Agora, os cientistas aguardam o retorno da missão para comparar o desenvolvimento das plantas no espaço com aquelas cultivadas em solo terrestre. A ideia é avaliar diferenças de crescimento, morfologia e tolerância ao estresse, especialmente em ambientes de microgravidade e alta radiação.
“Se essas espécies demonstrarem boa performance no espaço, poderão ser fortes candidatas para missões de longa duração”, explica Fávero.
Cultivo fora da Terra: os principais desafios
O maior desafio da agricultura espacial é justamente a ausência ou redução da gravidade, que altera processos celulares fundamentais — como o transporte de cálcio nas células e o crescimento radicular.
Além disso, há a exposição à radiação cósmica e a necessidade de criar sistemas fechados, como ambientes pressurizados com luz artificial, para simular condições ideais. Uma das alternativas estudadas para a Lua são os tubos de lava, cavernas naturais que oferecem proteção contra a radiação solar.
Brasil já desenvolveu sistema para plantar morangos em Marte
O professor Paulo Hercílio Viegas Rodrigues, da Esalq/USP, também envolvido no projeto atual, coordenou em 2021 uma pesquisa premiada pela NASA. O grupo criou um módulo de produção de morangos em ambiente simulado de Marte, garantindo produção de alimentos frescos em ambientes controlados.
O sistema brasileiro foi um dos dez projetos selecionados no mundo na primeira fase do Deep Space Food Challenge, concurso da NASA que busca soluções para alimentar astronautas em missões de longa duração.
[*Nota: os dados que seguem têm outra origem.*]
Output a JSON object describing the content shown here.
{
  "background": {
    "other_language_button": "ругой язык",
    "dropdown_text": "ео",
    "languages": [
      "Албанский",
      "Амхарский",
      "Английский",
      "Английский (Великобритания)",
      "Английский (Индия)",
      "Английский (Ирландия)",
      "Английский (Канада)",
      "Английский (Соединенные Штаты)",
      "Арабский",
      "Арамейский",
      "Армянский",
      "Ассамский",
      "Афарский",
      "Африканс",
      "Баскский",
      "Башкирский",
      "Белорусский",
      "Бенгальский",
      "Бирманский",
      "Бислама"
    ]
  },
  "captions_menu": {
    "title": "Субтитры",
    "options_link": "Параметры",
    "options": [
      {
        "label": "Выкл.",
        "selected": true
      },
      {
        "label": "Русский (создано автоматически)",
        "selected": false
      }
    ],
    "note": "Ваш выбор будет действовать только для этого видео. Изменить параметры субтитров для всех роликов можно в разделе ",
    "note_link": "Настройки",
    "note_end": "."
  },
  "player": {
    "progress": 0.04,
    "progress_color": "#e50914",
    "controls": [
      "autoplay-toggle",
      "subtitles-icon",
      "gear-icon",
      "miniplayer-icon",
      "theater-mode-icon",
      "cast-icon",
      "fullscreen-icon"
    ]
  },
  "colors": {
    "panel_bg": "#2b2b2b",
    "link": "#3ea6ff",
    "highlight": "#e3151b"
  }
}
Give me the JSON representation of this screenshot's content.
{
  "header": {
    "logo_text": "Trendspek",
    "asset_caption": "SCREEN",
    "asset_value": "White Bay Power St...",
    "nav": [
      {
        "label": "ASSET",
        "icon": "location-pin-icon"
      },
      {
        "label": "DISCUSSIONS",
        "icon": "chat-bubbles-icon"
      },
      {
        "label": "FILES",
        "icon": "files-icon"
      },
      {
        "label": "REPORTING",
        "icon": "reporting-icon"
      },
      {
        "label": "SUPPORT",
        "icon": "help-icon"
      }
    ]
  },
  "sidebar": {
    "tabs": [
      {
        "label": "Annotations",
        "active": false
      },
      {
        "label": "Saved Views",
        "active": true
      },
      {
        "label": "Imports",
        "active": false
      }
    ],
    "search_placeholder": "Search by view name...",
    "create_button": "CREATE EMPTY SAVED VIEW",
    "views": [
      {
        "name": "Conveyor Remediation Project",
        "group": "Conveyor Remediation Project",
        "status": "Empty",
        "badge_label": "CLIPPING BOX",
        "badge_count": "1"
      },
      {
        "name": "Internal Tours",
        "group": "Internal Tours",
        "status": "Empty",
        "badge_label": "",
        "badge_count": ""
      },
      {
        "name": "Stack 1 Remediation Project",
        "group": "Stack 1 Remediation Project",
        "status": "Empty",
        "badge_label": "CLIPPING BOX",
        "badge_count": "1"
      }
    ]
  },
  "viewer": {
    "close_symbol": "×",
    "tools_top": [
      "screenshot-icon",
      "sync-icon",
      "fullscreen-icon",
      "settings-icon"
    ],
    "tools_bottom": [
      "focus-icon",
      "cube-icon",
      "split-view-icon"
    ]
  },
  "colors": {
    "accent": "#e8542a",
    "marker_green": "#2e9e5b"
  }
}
Benefícios das tecnologias espaciais na Terra
Além de contribuir para a autossuficiência alimentar no espaço, os estudos da Rede Space Farming Brazil podem trazer soluções para problemas terrestres. A ideia é usar as tecnologias desenvolvidas para cultivar plantas mais eficientes no uso de água, energia e nutrientes — algo essencial em um cenário de crise climática e segurança alimentar.
“Essas tecnologias podem ajudar agricultores a lidar com extremos, como secas prolongadas ou chuvas excessivas”, afirma Fávero.
Nos próximos anos, mais alimentos populares entre os brasileiros devem ser testados para cultivo no espaço, como alface, tomate e batata. Quanto mais adaptadas ao cultivo indoor, mais úteis serão para as futuras gerações de astronautas — e também para os habitantes de regiões vulneráveis na Terra.